The president also had encouraging words about immigration reform, particularly recognizing that immigrants with STEM degrees should be allowed to stay in the country. “Let’s at least agree to stop expelling responsible young people who want to staff our labs, start new businesses, defend this country. Send me a law that gives them the chance to earn their citizenship. I will sign it right away.”

The Chamber agrees that our economy is grounded in entrepreneurship including small business start ups and that “an economy built to last is one where we encourage the talent and ingenuity of every person in this country.” Along these lines, the Chamber issued a report applauding the role of immigrant entrepreneurs as job creators. 

Will he promote fiscal responsibility and entitlement reform?

As of January 20, 2012, the U.S. national debt was $15.23 trillion - 43.2% higher than it was the day President Obama took office.

So what did the president say he would do to rein in government spending? The president said we need to “pay down our debt and invest in our future,” and noted that Congress and his administration have already agreed to more than $2 trillion in cuts and savings. “But we need to do more, and that means making choices,” he says.

Those “choices” include calls for not only hiking taxes on successful small businesses, America’s job creators, but also imposing a minimum tax rate for those earning over one million dollars and denying those taxpayers any deductions or credits.

Raising taxes on incomes over $1 million would harm businesses. According to IRS data, in 2009, there were 141,035 millionaires with income from partnerships or S-corporations, 39,662 with income from sole proprietorships, and 1,840 with income from farms. A millionaire’s tax would affect about 35% of business income.
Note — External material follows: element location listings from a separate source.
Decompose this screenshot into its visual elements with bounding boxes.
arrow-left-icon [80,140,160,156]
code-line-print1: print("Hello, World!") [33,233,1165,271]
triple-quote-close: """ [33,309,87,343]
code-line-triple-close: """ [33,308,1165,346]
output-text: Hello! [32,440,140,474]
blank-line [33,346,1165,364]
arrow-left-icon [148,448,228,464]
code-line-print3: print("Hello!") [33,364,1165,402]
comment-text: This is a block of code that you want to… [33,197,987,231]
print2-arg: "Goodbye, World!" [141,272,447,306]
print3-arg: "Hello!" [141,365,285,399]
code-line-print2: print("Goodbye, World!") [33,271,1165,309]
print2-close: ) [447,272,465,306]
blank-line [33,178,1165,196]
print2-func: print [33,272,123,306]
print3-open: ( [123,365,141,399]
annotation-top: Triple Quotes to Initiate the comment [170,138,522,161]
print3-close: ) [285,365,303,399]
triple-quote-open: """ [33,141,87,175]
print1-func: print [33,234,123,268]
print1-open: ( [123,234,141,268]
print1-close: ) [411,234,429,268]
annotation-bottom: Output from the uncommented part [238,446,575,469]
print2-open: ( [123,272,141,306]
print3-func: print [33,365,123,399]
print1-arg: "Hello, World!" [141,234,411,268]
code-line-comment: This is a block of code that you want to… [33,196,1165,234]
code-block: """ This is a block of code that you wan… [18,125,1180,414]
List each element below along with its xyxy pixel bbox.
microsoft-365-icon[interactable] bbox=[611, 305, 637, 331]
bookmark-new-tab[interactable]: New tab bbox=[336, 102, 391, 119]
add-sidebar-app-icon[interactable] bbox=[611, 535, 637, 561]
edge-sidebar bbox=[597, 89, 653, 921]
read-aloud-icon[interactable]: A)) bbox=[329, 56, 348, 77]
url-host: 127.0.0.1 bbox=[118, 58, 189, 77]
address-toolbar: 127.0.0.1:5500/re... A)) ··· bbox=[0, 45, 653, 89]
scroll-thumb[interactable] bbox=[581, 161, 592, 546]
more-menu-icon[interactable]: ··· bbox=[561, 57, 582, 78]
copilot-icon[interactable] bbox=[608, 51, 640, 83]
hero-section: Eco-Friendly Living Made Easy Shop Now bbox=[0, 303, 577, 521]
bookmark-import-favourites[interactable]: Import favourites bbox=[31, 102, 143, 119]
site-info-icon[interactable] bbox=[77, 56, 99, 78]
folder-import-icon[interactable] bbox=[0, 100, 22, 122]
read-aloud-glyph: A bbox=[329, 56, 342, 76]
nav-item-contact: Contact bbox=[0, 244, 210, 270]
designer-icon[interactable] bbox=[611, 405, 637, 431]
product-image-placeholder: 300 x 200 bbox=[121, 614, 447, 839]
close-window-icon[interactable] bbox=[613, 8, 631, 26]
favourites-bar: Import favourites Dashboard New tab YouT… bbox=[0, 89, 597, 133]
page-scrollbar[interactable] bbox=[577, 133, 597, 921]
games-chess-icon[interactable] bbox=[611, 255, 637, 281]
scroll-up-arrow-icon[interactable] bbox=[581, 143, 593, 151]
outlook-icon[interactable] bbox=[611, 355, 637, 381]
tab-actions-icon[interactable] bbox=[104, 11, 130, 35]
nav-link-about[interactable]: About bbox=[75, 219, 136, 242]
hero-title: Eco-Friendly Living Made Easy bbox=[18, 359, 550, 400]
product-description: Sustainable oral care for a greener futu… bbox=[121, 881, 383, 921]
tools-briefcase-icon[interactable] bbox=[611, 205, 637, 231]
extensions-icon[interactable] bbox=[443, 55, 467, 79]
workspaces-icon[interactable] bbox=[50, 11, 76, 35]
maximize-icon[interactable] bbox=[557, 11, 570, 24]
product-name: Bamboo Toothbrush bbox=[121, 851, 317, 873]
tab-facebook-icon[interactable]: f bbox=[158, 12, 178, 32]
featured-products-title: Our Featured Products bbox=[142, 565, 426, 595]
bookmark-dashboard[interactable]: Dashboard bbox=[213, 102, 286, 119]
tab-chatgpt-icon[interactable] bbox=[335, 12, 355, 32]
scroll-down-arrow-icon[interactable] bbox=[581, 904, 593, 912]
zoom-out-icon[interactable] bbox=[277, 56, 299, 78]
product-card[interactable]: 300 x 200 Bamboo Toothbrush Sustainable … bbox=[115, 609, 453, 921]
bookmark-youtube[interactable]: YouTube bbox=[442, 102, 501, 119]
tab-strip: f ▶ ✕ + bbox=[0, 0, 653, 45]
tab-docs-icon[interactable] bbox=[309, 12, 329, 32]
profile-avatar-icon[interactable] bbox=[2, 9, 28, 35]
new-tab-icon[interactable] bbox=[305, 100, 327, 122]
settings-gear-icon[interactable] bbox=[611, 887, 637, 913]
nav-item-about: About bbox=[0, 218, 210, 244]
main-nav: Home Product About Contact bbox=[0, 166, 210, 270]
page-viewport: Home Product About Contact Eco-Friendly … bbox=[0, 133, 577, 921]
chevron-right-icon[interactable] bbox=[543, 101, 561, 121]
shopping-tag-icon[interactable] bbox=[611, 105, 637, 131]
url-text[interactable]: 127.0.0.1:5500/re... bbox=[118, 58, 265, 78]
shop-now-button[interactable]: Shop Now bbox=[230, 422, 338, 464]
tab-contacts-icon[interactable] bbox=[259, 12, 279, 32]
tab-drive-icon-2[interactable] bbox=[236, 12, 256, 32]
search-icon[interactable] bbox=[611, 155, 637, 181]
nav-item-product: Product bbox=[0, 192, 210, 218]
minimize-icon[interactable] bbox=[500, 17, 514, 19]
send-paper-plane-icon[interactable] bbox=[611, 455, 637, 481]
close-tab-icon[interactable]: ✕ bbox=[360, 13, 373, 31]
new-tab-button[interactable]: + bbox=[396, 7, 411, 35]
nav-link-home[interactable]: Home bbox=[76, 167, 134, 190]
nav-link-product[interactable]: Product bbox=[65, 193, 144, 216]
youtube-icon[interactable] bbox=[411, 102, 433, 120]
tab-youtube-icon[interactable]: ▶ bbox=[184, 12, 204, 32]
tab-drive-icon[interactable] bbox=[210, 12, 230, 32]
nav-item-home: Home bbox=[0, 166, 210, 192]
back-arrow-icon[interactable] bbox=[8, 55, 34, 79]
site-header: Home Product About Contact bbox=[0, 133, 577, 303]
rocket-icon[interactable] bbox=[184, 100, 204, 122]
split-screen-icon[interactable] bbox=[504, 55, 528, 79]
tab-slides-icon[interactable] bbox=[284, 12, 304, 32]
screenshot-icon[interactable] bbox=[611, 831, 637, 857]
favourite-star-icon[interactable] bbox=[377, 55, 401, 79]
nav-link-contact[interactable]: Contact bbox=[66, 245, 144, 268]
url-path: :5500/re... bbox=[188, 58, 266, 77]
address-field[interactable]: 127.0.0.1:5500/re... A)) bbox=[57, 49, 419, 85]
On entitlement reform, the president provided fewer details. “The American people know what the right choice is. So do I. As I told the Speaker this summer, I’m prepared to make more reforms that rein in the long-term costs of Medicare and Medicaid, and strengthen Social Security, so long as those programs remain a guarantee of security for seniors,” Obama said.

The president’s remarks made no acknowledgement that health reform efforts passed last year as part of his signature legislative accomplishment did little to deal with costs, nor did he acknowledge the increasing stress on Medicare as the baby boomers become eligible for the program.